Laying it on thick: Ecosystem effects of sediment placement on a microtidal Rhode Island salt marsh
Raposa, K., M. Bradley, C. Chaffee, N. Ernst, W. Ferguson, T. Kutcher, Rick McKinney, K. Miller, S. Rasmussen, E. Tymkiw, AND C. Wigand. Laying it on thick: Ecosystem effects of sediment placement on a microtidal Rhode Island salt marsh. Frontiers in Environmental Science. Frontiers, Lausanne, Switzerland, 10:939870, (2022). https://doi.org/10.3389/fenvs.2022.939870
Climate change stressors, in particular, accelerated sea level rise are having adverse effects on coastal salt marshes, including marsh fracturing and drowning. The high loss rate of marsh acreage during the past decade has prompted resource managers and conservation groups to develop climate adaptation plans to enhance coastal marsh resilience against sea level rise. One possible technique to build resilience to accelerated sea level rise is to place clean, sandy sediment on the marsh surface to build elevation capital. In this study the beneficial re-use of dredged sediment (26,000 cubic meters)from a boating channel was placed (10 – 48 cm thick) on a nearby coastal drowning marsh in southern New England (Ninigret marsh, RI). Much of the marsh revegetated within a few years of adding dredged sediment. Faunal communities, including nekton and birds, were largely unaffected by sediment placement. Overall, sediment placement provided Ninigret Marsh with an estimated 67-320 years of ambient elevation gain, increasing its resilience and likely long-term persistence. A thick addition of dredged sandy sediment might be best for future climate adaptation projects where the goals are to restore high marsh species, build elevation capital, and establish a migration corridor for salt marsh habitat. For any sediment placement project, determining the targeted range of elevations and the corresponding thickness of added sediment is one of the most important aspects of project design and it ultimately depends on many factors including added sediment type, tide range, existing marsh elevation and plant distributions, project goals and desired lifespan of the new marsh. Our study demonstrates that adding a thick layer of sandy sediment is a viable option for some drowning coastal marshes, but note that adding thinner layers may be a more appropriate option under certain conditions.
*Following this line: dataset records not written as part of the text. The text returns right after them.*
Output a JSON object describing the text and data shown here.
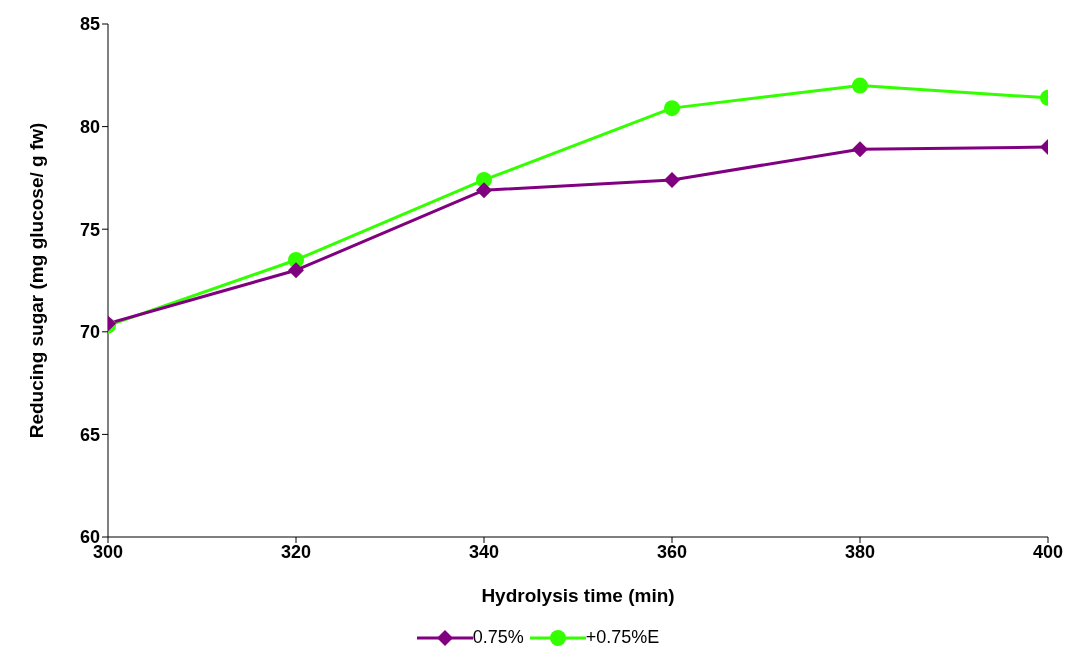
{
  "chart_data": {
    "type": "line",
    "xlabel": "Hydrolysis time (min)",
    "ylabel": "Reducing sugar (mg glucose/ g fw)",
    "x": [
      300,
      320,
      340,
      360,
      380,
      400
    ],
    "series": [
      {
        "name": "0.75%",
        "color": "#800080",
        "marker": "diamond",
        "values": [
          70.4,
          73.0,
          76.9,
          77.4,
          78.9,
          79.0
        ]
      },
      {
        "name": "+0.75%E",
        "color": "#33ff00",
        "marker": "circle",
        "values": [
          70.3,
          73.5,
          77.4,
          80.9,
          82.0,
          81.4
        ]
      }
    ],
    "xlim": [
      300,
      400
    ],
    "xticks": [
      300,
      320,
      340,
      360,
      380,
      400
    ],
    "ylim": [
      60,
      85
    ],
    "yticks": [
      60,
      65,
      70,
      75,
      80,
      85
    ],
    "grid": false,
    "legend": "bottom",
    "line_style": "solid"
  }
}
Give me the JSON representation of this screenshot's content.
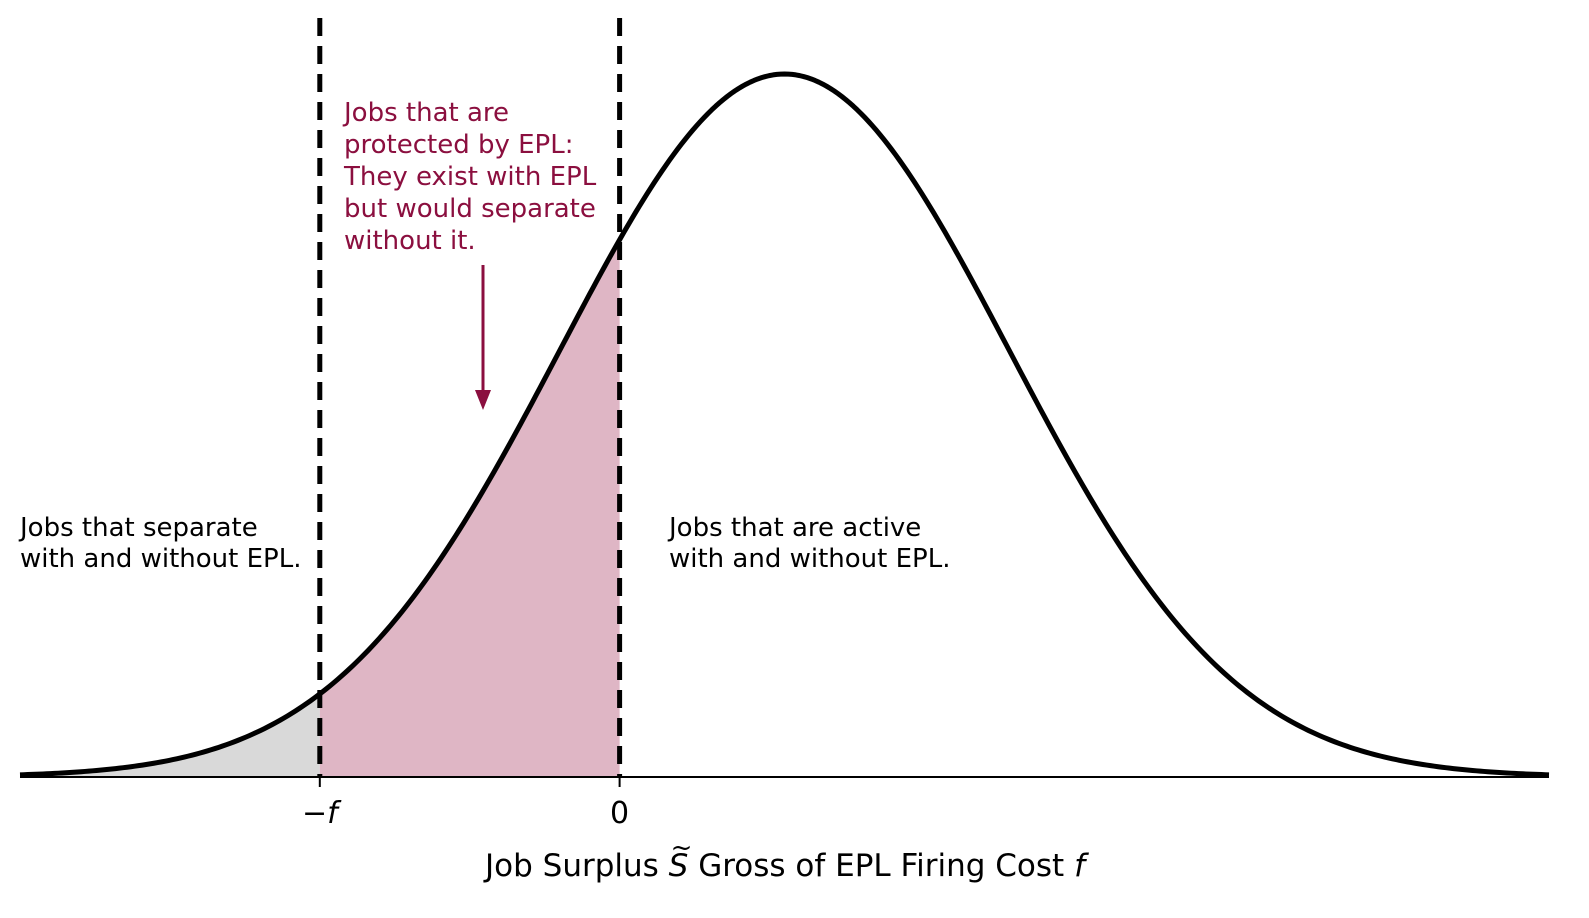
{
  "chart_data": {
    "type": "area",
    "title": "",
    "xlabel": {
      "prefix": "Job Surplus ",
      "symbol": "S",
      "symbol_accent": "~",
      "middle": " Gross of EPL Firing Cost ",
      "suffix": "f"
    },
    "ylabel": "",
    "grid": false,
    "y_axis_shown": false,
    "x_ticks": [
      {
        "label": "−f",
        "value": -2.0,
        "italic": true
      },
      {
        "label": "0",
        "value": 0.0,
        "italic": false
      }
    ],
    "distribution": {
      "kind": "normal",
      "mean": 1.1,
      "sd": 1.5,
      "x_range": [
        -4.0,
        6.2
      ]
    },
    "regions": [
      {
        "from": -4.0,
        "to": -2.0,
        "color": "#d9d9d9"
      },
      {
        "from": -2.0,
        "to": 0.0,
        "color": "#dfb6c5"
      }
    ],
    "vlines": [
      {
        "x": -2.0,
        "style": "dashed"
      },
      {
        "x": 0.0,
        "style": "dashed"
      }
    ],
    "annotations": [
      {
        "id": "separate",
        "lines": [
          "Jobs that separate",
          "with and without EPL."
        ],
        "color": "#000000"
      },
      {
        "id": "protected",
        "lines": [
          "Jobs that are",
          "protected by EPL:",
          "They exist with EPL",
          "but would separate",
          "without it."
        ],
        "color": "#8b0f3f",
        "arrow": true
      },
      {
        "id": "active",
        "lines": [
          "Jobs that are active",
          "with and without EPL."
        ],
        "color": "#000000"
      }
    ],
    "colors": {
      "curve": "#000000",
      "accent": "#8b0f3f"
    }
  }
}
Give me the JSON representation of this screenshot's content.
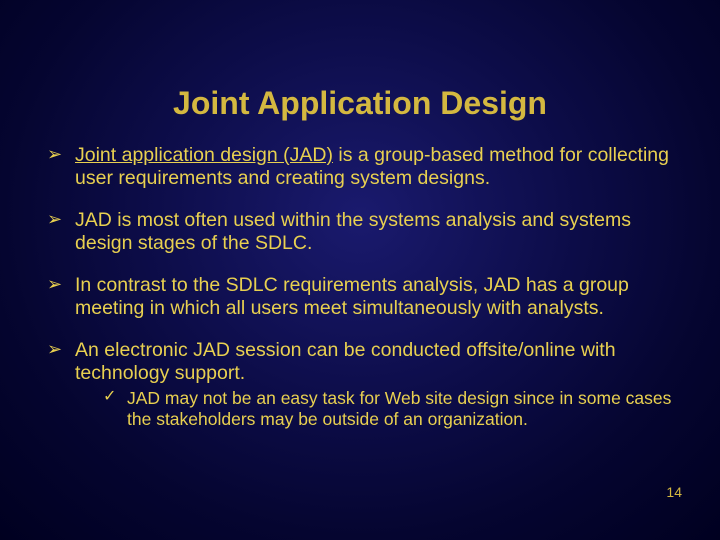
{
  "slide": {
    "title": "Joint Application Design",
    "page_number": "14",
    "bullets": [
      {
        "lead_underlined": "Joint application design (JAD)",
        "rest": " is a group-based method for collecting user requirements and creating system designs."
      },
      {
        "text": "JAD is most often used within the systems analysis and systems design stages of the SDLC."
      },
      {
        "text": "In contrast to the SDLC requirements analysis, JAD has a group meeting in which all users meet simultaneously with analysts."
      },
      {
        "text": "An electronic JAD session can be conducted offsite/online with technology support.",
        "sub": [
          "JAD may not be an easy task for Web site design since in some cases the stakeholders may be outside of an organization."
        ]
      }
    ]
  },
  "colors": {
    "title": "#d4b840",
    "body": "#e8d050",
    "bg_center": "#1a1a6e",
    "bg_outer": "#000020"
  }
}
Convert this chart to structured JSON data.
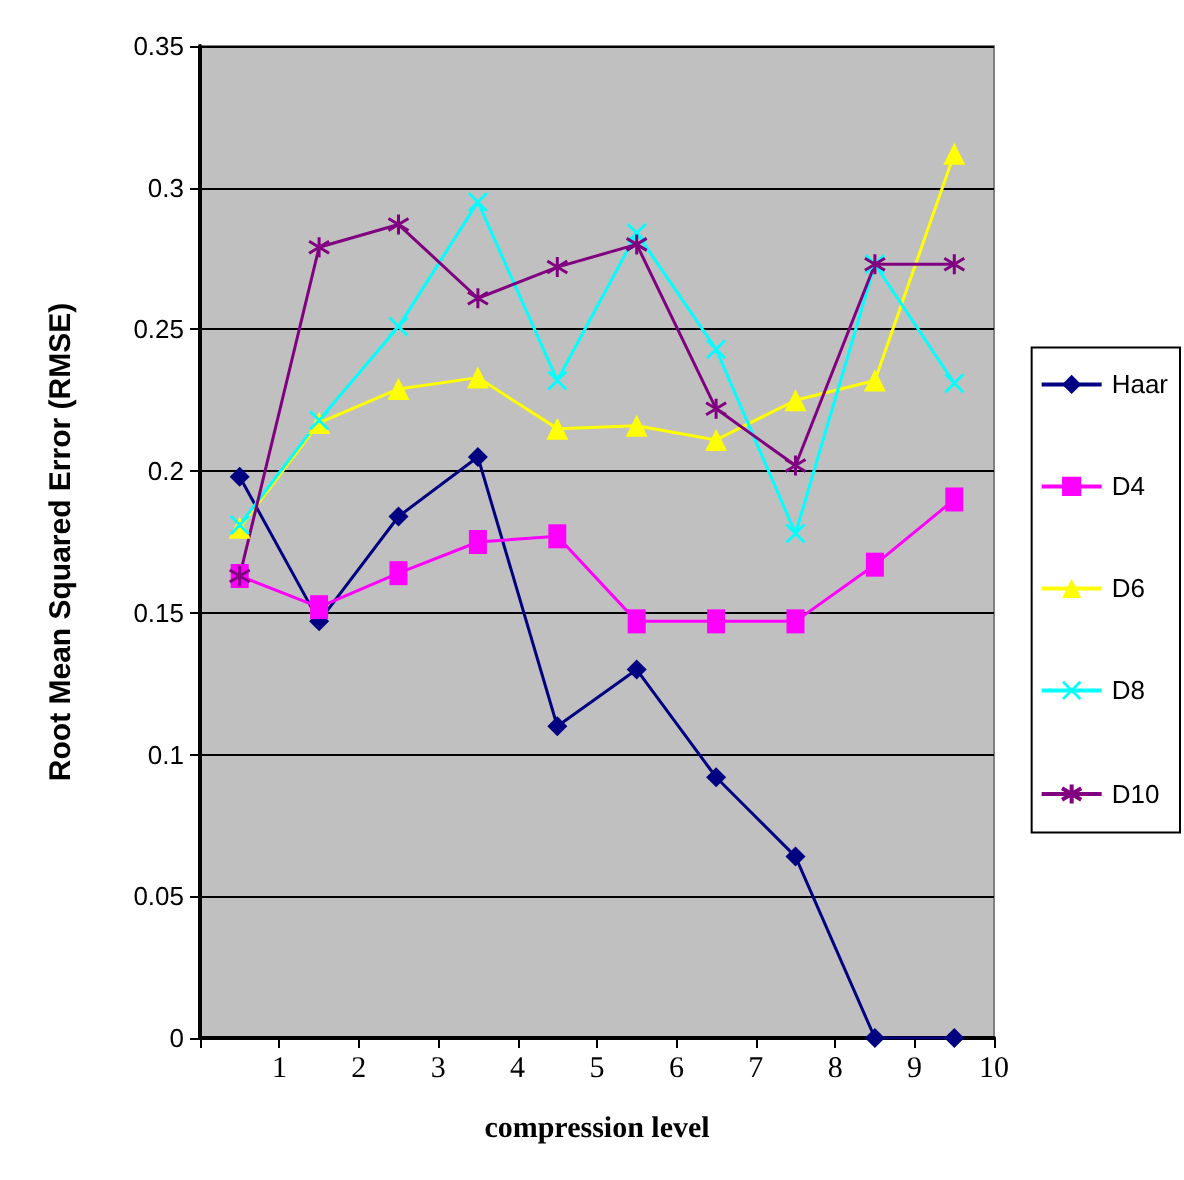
{
  "chart_data": {
    "type": "line",
    "xlabel": "compression level",
    "ylabel": "Root Mean Squared Error (RMSE)",
    "x": [
      0.5,
      1.5,
      2.5,
      3.5,
      4.5,
      5.5,
      6.5,
      7.5,
      8.5,
      9.5
    ],
    "series": [
      {
        "name": "Haar",
        "color": "#000080",
        "marker": "diamond",
        "values": [
          0.198,
          0.147,
          0.184,
          0.205,
          0.11,
          0.13,
          0.092,
          0.064,
          0,
          0
        ]
      },
      {
        "name": "D4",
        "color": "#ff00ff",
        "marker": "square",
        "values": [
          0.163,
          0.152,
          0.164,
          0.175,
          0.177,
          0.147,
          0.147,
          0.147,
          0.167,
          0.19
        ]
      },
      {
        "name": "D6",
        "color": "#ffff00",
        "marker": "triangle",
        "values": [
          0.18,
          0.217,
          0.229,
          0.233,
          0.215,
          0.216,
          0.211,
          0.225,
          0.232,
          0.312
        ]
      },
      {
        "name": "D8",
        "color": "#00ffff",
        "marker": "cross",
        "values": [
          0.181,
          0.218,
          0.251,
          0.295,
          0.232,
          0.284,
          0.243,
          0.178,
          0.273,
          0.231
        ]
      },
      {
        "name": "D10",
        "color": "#800080",
        "marker": "star",
        "values": [
          0.163,
          0.279,
          0.287,
          0.261,
          0.272,
          0.28,
          0.222,
          0.202,
          0.273,
          0.273
        ]
      }
    ],
    "xlim": [
      0,
      10
    ],
    "xticks": [
      {
        "value": 0,
        "label": null
      },
      1,
      2,
      3,
      4,
      5,
      6,
      7,
      8,
      9,
      10
    ],
    "ylim": [
      0,
      0.35
    ],
    "yticks": [
      0,
      0.05,
      0.1,
      0.15,
      0.2,
      0.25,
      0.3,
      0.35
    ],
    "grid": "y",
    "legend": "right"
  }
}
Heightened recognition of impacts to coastal salt marshes from sea-level rise has led to expanding interest in using thin-layer sediment placement (TLP) as an adaptation tool to enhance future marsh resilience. Building on successes and lessons learned from the Gulf and southeast U.S. coasts, projects are now underway in other regions, including New England where the effects of TLP on marsh ecosystems and processes are less clear. In this study, we report on early responses of a drowning, microtidal Rhode Island marsh (Ninigret Marsh, Charlestown, RI) to the application of a thick (10–48 cm) application of sandy dredged material and complimentary extensive adaptive management to quickly build elevation capital and enhance declining high marsh plant species. Physical changes occurred quickly. Elevation capital, rates of marsh elevation gain, and soil drainage all increased, while surface inundation, die-off areas, and surface ponding were greatly reduced. Much of the marsh revegetated within a few years, exhibiting aspects of classic successional processes leading to new expansive areas of high marsh species, although low marsh Spartina alterniflora recovered more slowly. Faunal communities, including nekton and birds, were largely unaffected by sediment placement. Overall, sediment placement provided Ninigret Marsh with an estimated 67–320 years of ambient elevation gain, increasing its resilience and likely long-term persistence. Project stakeholders intentionally aimed for the upper end of high marsh plant elevation growth ranges to build elevation capital and minimize maintenance costs, which also resulted in new migration corridors, providing pathways for future marsh expansion.